Por supuesto que no todo el mundo está siempre de acuerdo: el curriculum es un campo político de debates y conflictos. Es por definición un terreno de tensiones, no sólo acerca de algunos temas polémicos (como la educación sexual, o la educación religiosa) sino de cualquier asunto relacionado con los deseos de distintos grupos de proponer sus ideas como “oficiales”. En cualquier caso, estas discusiones son importantes e interesantes porque los diseños curriculares terminan estableciendo qué es lo que se debe enseñar en las escuelas, y brinda algunas pistas sobre cómo se supone que debe enseñarse. Como dijimos antes al mencionar los problemas “teóricos” de la enseñanza –que como puede verse ahora, de teóricos no tienen casi nada– estos principios expresan una voluntad oficial, pero no son reglas inamovibles que los docentes deban obedecer. En el nivel inicial especialmente, los diseños funcionan mucho más como declaración de principios y orientaciones, como fuente de inspiración y guía, que como un programa cerrado de trabajo.

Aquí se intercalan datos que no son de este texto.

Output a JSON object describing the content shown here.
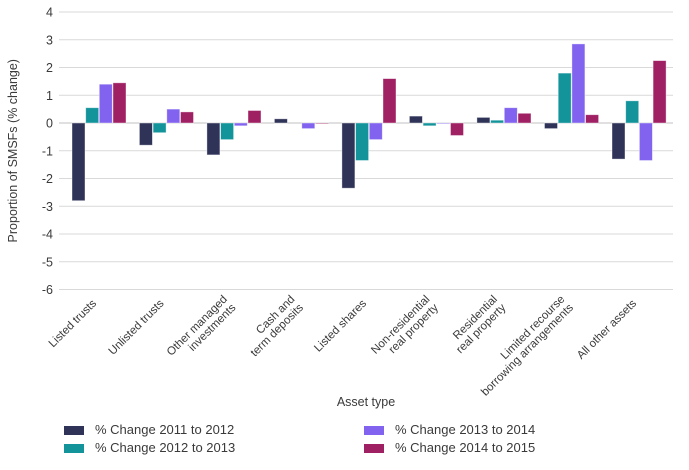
{
  "page": {
    "background": "#FFFFFF"
  },
  "colors": {
    "series_navy": "#2F3357",
    "series_teal": "#13949B",
    "series_purple": "#8163EF",
    "series_magenta": "#A02064",
    "gridline": "#D9D9D9",
    "zero_line": "#C0C0C0",
    "text": "#3A3A3A"
  },
  "chart_data": {
    "type": "bar",
    "title": "",
    "xlabel": "Asset type",
    "ylabel": "Proportion of SMSFs (% change)",
    "ylim": [
      -6,
      4
    ],
    "ytick_values": [
      4,
      3,
      2,
      1,
      0,
      -1,
      -2,
      -3,
      -4,
      -5,
      -6
    ],
    "grid": true,
    "legend_position": "bottom, two columns",
    "categories": [
      "Listed trusts",
      "Unlisted trusts",
      "Other managed investments",
      "Cash and term deposits",
      "Listed shares",
      "Non-residential real property",
      "Residential real property",
      "Limited recourse borrowing arrangements",
      "All other assets"
    ],
    "category_label_lines": [
      [
        "Listed trusts"
      ],
      [
        "Unlisted trusts"
      ],
      [
        "Other managed",
        "investments"
      ],
      [
        "Cash and",
        "term deposits"
      ],
      [
        "Listed shares"
      ],
      [
        "Non-residential",
        "real property"
      ],
      [
        "Residential",
        "real property"
      ],
      [
        "Limited recourse",
        "borrowing arrangements"
      ],
      [
        "All other assets"
      ]
    ],
    "series": [
      {
        "name": "% Change 2011 to 2012",
        "color": "#2F3357",
        "values": [
          -2.8,
          -0.8,
          -1.15,
          0.15,
          -2.35,
          0.25,
          0.2,
          -0.2,
          -1.3
        ]
      },
      {
        "name": "% Change 2012 to 2013",
        "color": "#13949B",
        "values": [
          0.55,
          -0.35,
          -0.6,
          0,
          -1.35,
          -0.1,
          0.1,
          1.8,
          0.8
        ]
      },
      {
        "name": "% Change 2013 to 2014",
        "color": "#8163EF",
        "values": [
          1.4,
          0.5,
          -0.1,
          -0.2,
          -0.6,
          -0.03,
          0.55,
          2.85,
          -1.35
        ]
      },
      {
        "name": "% Change 2014 to 2015",
        "color": "#A02064",
        "values": [
          1.45,
          0.4,
          0.45,
          -0.02,
          1.6,
          -0.45,
          0.35,
          0.3,
          2.25
        ]
      }
    ]
  }
}
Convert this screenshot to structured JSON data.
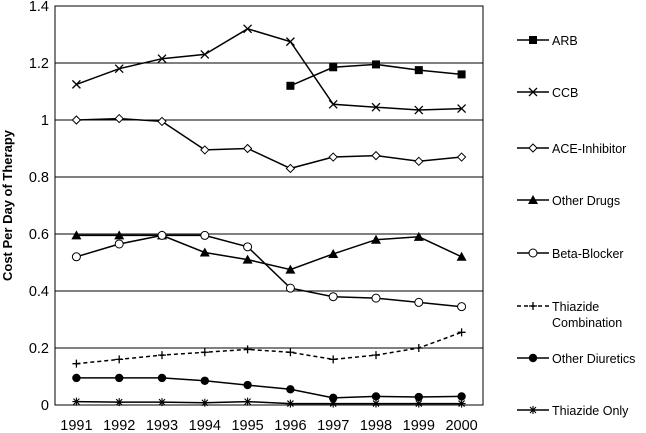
{
  "chart_data": {
    "type": "line",
    "title": "",
    "xlabel": "",
    "ylabel": "Cost Per Day of Therapy",
    "ylim": [
      0,
      1.4
    ],
    "yticks": [
      "0",
      "0.2",
      "0.4",
      "0.6",
      "0.8",
      "1",
      "1.2",
      "1.4"
    ],
    "categories": [
      "1991",
      "1992",
      "1993",
      "1994",
      "1995",
      "1996",
      "1997",
      "1998",
      "1999",
      "2000"
    ],
    "grid": "horizontal",
    "legend_position": "right",
    "series": [
      {
        "name": "ARB",
        "name_lines": [
          "ARB"
        ],
        "marker": "square",
        "dash": "solid",
        "values": [
          null,
          null,
          null,
          null,
          null,
          1.12,
          1.185,
          1.195,
          1.175,
          1.16
        ]
      },
      {
        "name": "CCB",
        "name_lines": [
          "CCB"
        ],
        "marker": "x",
        "dash": "solid",
        "values": [
          1.125,
          1.18,
          1.215,
          1.23,
          1.32,
          1.275,
          1.055,
          1.045,
          1.035,
          1.04
        ]
      },
      {
        "name": "ACE-Inhibitor",
        "name_lines": [
          "ACE-Inhibitor"
        ],
        "marker": "diamond",
        "dash": "solid",
        "values": [
          1.0,
          1.005,
          0.995,
          0.895,
          0.9,
          0.83,
          0.87,
          0.875,
          0.855,
          0.87
        ]
      },
      {
        "name": "Other Drugs",
        "name_lines": [
          "Other Drugs"
        ],
        "marker": "triangle",
        "dash": "solid",
        "values": [
          0.595,
          0.595,
          0.595,
          0.535,
          0.51,
          0.475,
          0.53,
          0.58,
          0.59,
          0.52
        ]
      },
      {
        "name": "Beta-Blocker",
        "name_lines": [
          "Beta-Blocker"
        ],
        "marker": "circle-open",
        "dash": "solid",
        "values": [
          0.52,
          0.565,
          0.595,
          0.595,
          0.555,
          0.41,
          0.38,
          0.375,
          0.36,
          0.345
        ]
      },
      {
        "name": "Thiazide Combination",
        "name_lines": [
          "Thiazide",
          "Combination"
        ],
        "marker": "plus",
        "dash": "dashed",
        "values": [
          0.145,
          0.16,
          0.175,
          0.185,
          0.195,
          0.185,
          0.16,
          0.175,
          0.2,
          0.255
        ]
      },
      {
        "name": "Other Diuretics",
        "name_lines": [
          "Other Diuretics"
        ],
        "marker": "circle-filled",
        "dash": "solid",
        "values": [
          0.095,
          0.095,
          0.095,
          0.085,
          0.07,
          0.055,
          0.025,
          0.03,
          0.028,
          0.03
        ]
      },
      {
        "name": "Thiazide Only",
        "name_lines": [
          "Thiazide Only"
        ],
        "marker": "star",
        "dash": "solid",
        "values": [
          0.012,
          0.01,
          0.01,
          0.008,
          0.012,
          0.005,
          0.005,
          0.005,
          0.005,
          0.005
        ]
      }
    ]
  }
}
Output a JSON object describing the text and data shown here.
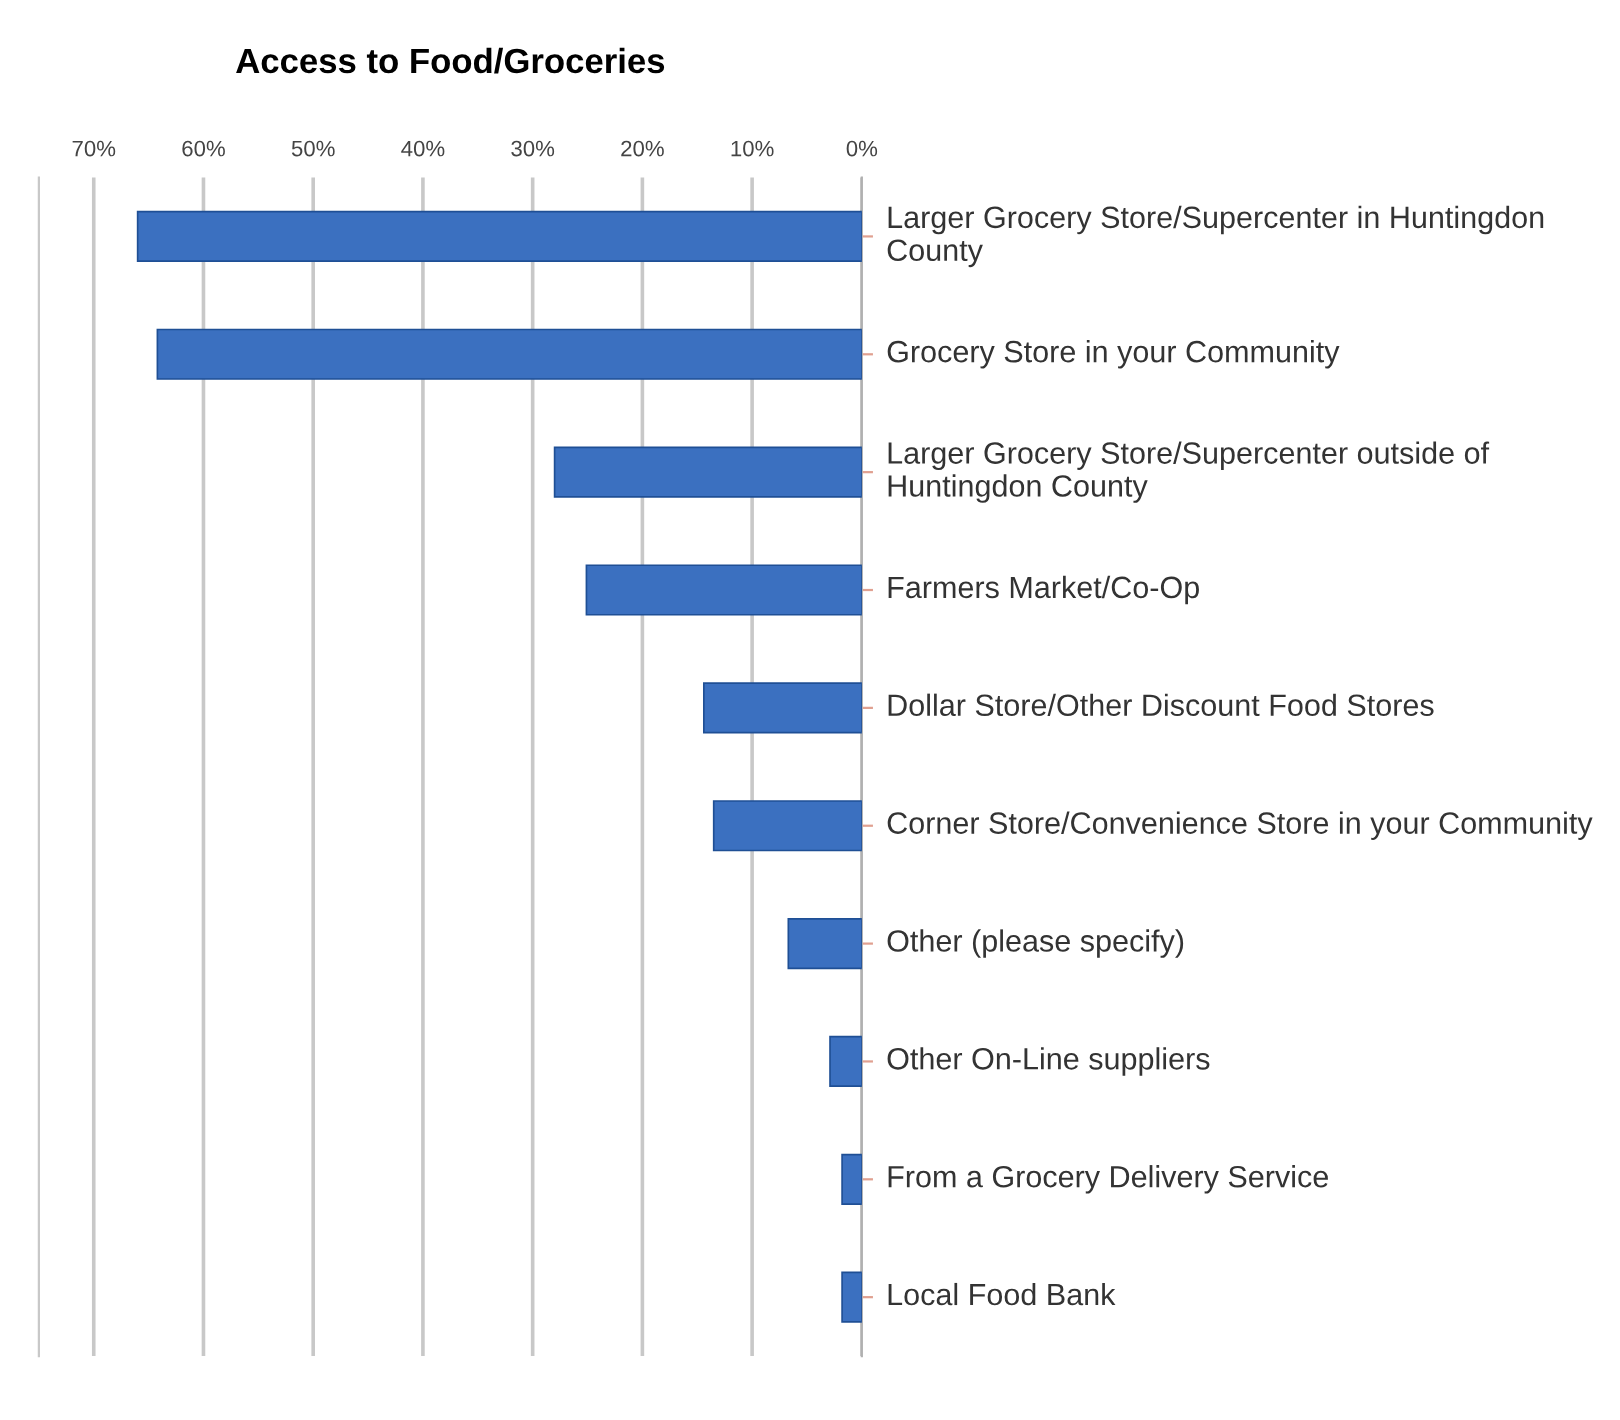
{
  "chart_data": {
    "type": "bar",
    "orientation": "horizontal",
    "title": "Access to Food/Groceries",
    "categories": [
      "Larger Grocery Store/Supercenter in Huntingdon County",
      "Grocery Store in your Community",
      "Larger Grocery Store/Supercenter outside of Huntingdon County",
      "Farmers Market/Co-Op",
      "Dollar Store/Other Discount Food Stores",
      "Corner Store/Convenience Store in your Community",
      "Other (please specify)",
      "Other On-Line suppliers",
      "From a Grocery Delivery Service",
      "Local Food Bank"
    ],
    "values": [
      66,
      64.2,
      28,
      25.1,
      14.4,
      13.5,
      6.7,
      2.9,
      1.8,
      1.8
    ],
    "color": "#3b70c0",
    "xlim": [
      75,
      0
    ],
    "xticks": [
      {
        "value": 70,
        "label": "70%"
      },
      {
        "value": 60,
        "label": "60%"
      },
      {
        "value": 50,
        "label": "50%"
      },
      {
        "value": 40,
        "label": "40%"
      },
      {
        "value": 30,
        "label": "30%"
      },
      {
        "value": 20,
        "label": "20%"
      },
      {
        "value": 10,
        "label": "10%"
      },
      {
        "value": 0,
        "label": "0%"
      }
    ],
    "grid": "x",
    "legend": false
  }
}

Esto sí, esto no: dioses y demonios de la buena enseñanza
La idea genérica de enseñanza ha abierto un lugar en los debates didácticos a la idea de buena enseñanza. La distinción entre ambas tiene que ver con el grado de compromiso con ciertas filosofías específicas acerca de cómo enseñar. Pongamos como ejemplo las siguientes definiciones de enseñanza:
1 Enseñar es: transmitir conocimientos a alguien que no los posee, partiendo desde lo simple hacía lo complejo, y desde lo general hacía lo particular, procurando en todo momento un orden y una coherencia. Para que la enseñanza sea auténtica, además, es conveniente buscar evidencias en las experiencias de la naturaleza y las relaciones.9
2 Enseñar es: ofrecer a los alumnos una cantidad a amplia y diversa de experiencias ejemplares, que les permitan acercarse a los distintos modos de pensar y actuar que tienen las disciplinas científicas, artísticas, técnicas, etc. Al enseñar, lo esencial no es la transmisión de “todo”, ni de “lo más importante”, sino ayudar a los estudiantes a pensar, y a buscar y analizar esa información.10
Ambas definiciones tienen algo en común. En ambas se hacen presentes dos tipos de actores –los que enseñan y los que aprenden– y en ambas el conocimiento es concebido como algo susceptible de ser apropiado por los segundos, bajo las influencias de los primeros. Podríamos decir que ambas definiciones coinciden en las ideas genéricas de enseñanza que se expresan en los modelos del triángulo didáctico y la fórmula “D φ Exy” 11. Sin embargo, difieren en lo que entienden por buena enseñanza. La primera definición destaca la importancia de una racionalidad en el orden de lo enseñado, y en el uso de la realidad natural o social como evidencia de ese orden. La segunda, pone en primer plano la metacognición, y la fuerza del “aprender a aprender” por sobre la transmisión de contenidos específicos susceptibles de organizarse por enumeración. Como puede verse, el debate en este terreno no tiene que ver con la epistemología del término, o con lo que la enseñanza es, sino con las distintas concepciones acerca de cómo debería llevarse a cabo. Esto se traduce muchas veces en una serie de reglas –algunas explícitas, otras tácitas– acerca de lo que está bien y mal hacer cuando enseñamos.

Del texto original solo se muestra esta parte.